Pope Benedict tells China: open up to Christianity

Pope Benedict XVI urged China Tuesday to open up to Christianity as he visited the birthplace of a 19th century saint who died as a missionary there 100 years ago.

China's officially atheistic Communist Party forced Chinese Catholics to cut ties with the Vatican in 1951, and the two sides have not restored formal relations.

Many of the country's estimated 12 million Catholics worship in congregations outside the state-approved church and often are arrested or harassed.

"It is important for this great country to open itself to the Gospel," said Benedict, who has made the improvement of relations with China a priority of his papacy.

The pope sent a special letter to Catholics in China last year, praising the underground church, but also urging the faithful to reconcile with followers of the official church.

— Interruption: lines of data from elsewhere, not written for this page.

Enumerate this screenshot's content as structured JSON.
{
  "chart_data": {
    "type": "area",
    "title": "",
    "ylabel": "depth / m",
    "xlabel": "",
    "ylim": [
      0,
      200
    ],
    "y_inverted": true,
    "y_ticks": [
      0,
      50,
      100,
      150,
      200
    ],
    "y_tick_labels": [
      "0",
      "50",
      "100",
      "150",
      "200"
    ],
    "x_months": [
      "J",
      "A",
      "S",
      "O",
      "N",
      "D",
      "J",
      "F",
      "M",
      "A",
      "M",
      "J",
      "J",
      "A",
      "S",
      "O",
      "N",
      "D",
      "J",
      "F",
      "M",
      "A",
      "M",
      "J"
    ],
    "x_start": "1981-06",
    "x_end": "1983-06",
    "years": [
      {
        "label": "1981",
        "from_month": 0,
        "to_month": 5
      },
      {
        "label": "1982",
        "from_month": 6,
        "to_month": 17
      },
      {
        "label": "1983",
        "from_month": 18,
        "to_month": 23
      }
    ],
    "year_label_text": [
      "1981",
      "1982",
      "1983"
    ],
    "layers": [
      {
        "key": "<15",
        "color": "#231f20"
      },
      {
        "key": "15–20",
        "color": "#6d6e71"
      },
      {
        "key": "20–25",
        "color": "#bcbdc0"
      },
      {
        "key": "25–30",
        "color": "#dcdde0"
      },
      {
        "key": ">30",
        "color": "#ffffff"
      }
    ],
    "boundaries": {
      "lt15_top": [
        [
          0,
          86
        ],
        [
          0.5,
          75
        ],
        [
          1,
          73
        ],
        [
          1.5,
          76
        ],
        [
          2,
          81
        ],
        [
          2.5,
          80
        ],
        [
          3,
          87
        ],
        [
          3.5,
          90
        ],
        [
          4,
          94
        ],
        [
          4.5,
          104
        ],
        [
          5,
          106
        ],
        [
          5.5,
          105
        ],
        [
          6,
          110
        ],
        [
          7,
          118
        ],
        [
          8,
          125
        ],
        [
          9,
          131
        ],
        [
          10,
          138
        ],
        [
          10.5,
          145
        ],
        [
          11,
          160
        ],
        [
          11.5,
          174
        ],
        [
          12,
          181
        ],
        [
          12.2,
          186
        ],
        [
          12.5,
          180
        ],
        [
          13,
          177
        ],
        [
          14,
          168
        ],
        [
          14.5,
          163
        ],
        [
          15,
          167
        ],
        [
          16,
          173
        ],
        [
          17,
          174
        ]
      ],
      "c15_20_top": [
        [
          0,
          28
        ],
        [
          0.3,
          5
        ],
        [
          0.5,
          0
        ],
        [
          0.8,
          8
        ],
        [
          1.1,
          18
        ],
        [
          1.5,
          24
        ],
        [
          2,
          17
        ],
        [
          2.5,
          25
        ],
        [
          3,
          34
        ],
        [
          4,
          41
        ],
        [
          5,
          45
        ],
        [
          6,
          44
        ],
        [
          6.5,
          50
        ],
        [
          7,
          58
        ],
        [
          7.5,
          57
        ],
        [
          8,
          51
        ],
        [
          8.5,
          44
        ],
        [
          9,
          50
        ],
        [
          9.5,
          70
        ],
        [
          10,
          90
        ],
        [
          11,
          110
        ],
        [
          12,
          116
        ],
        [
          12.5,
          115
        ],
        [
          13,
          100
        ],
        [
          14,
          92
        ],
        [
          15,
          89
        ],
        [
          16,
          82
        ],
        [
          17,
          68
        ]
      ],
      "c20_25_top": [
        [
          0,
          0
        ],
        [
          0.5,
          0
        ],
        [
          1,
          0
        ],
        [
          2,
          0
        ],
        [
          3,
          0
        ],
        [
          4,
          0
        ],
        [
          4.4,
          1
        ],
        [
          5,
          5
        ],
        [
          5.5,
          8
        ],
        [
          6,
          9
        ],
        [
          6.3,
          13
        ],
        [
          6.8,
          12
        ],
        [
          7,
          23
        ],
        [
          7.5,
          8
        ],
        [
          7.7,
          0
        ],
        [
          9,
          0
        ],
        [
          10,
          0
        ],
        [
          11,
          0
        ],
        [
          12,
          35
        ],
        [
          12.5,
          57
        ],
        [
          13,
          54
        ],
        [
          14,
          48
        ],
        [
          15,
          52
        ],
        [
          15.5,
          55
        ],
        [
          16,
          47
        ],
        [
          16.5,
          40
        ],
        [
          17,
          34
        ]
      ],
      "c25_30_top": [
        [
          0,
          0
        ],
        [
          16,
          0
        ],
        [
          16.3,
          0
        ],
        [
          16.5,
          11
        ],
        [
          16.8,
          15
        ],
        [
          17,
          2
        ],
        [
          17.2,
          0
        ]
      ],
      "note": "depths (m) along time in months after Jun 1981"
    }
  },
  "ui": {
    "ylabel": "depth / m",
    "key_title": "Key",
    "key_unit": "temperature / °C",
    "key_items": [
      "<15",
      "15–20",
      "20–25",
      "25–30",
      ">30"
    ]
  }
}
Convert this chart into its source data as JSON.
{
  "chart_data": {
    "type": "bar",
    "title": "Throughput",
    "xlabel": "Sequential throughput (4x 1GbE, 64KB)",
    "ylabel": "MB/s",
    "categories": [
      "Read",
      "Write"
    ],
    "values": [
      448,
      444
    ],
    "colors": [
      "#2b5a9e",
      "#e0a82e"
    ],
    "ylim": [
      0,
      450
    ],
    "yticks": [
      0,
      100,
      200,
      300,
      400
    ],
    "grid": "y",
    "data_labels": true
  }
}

During a public prayer Sunday, the pope sent greetings to the Chinese people ahead of the Olympics and said he hoped the games would offer an example of coexistence among people from different countries.

On Tuesday, Benedict flew by helicopter to the remote hamlet of Oies, nestled in the Dolomite Alps in northeastern Italy, from where 130 years ago Joseph Freinademetz took off for China where he worked as a missionary until his death in 1908.

Benedict, who was accompanied by his elder brother Georg, visited an old farmhouse where Freinademetz grew up as one of 13 children.

The home features a small museum with memorabilia from the missionary's life in China, including portraits of the saint depicting him with the pointed beard and round cap typical of Chinese culture in his time.

Freinademetz was proclaimed a saint by Pope John Paul II in 2003.

Several thousand people had walked through fields and woods to reach the village and greet the pope, who is spending a two-week vacation at the seminary in the nearby town of Bressanone.

Addressing them in front of the house, Benedict noted the increasing importance of China in the world.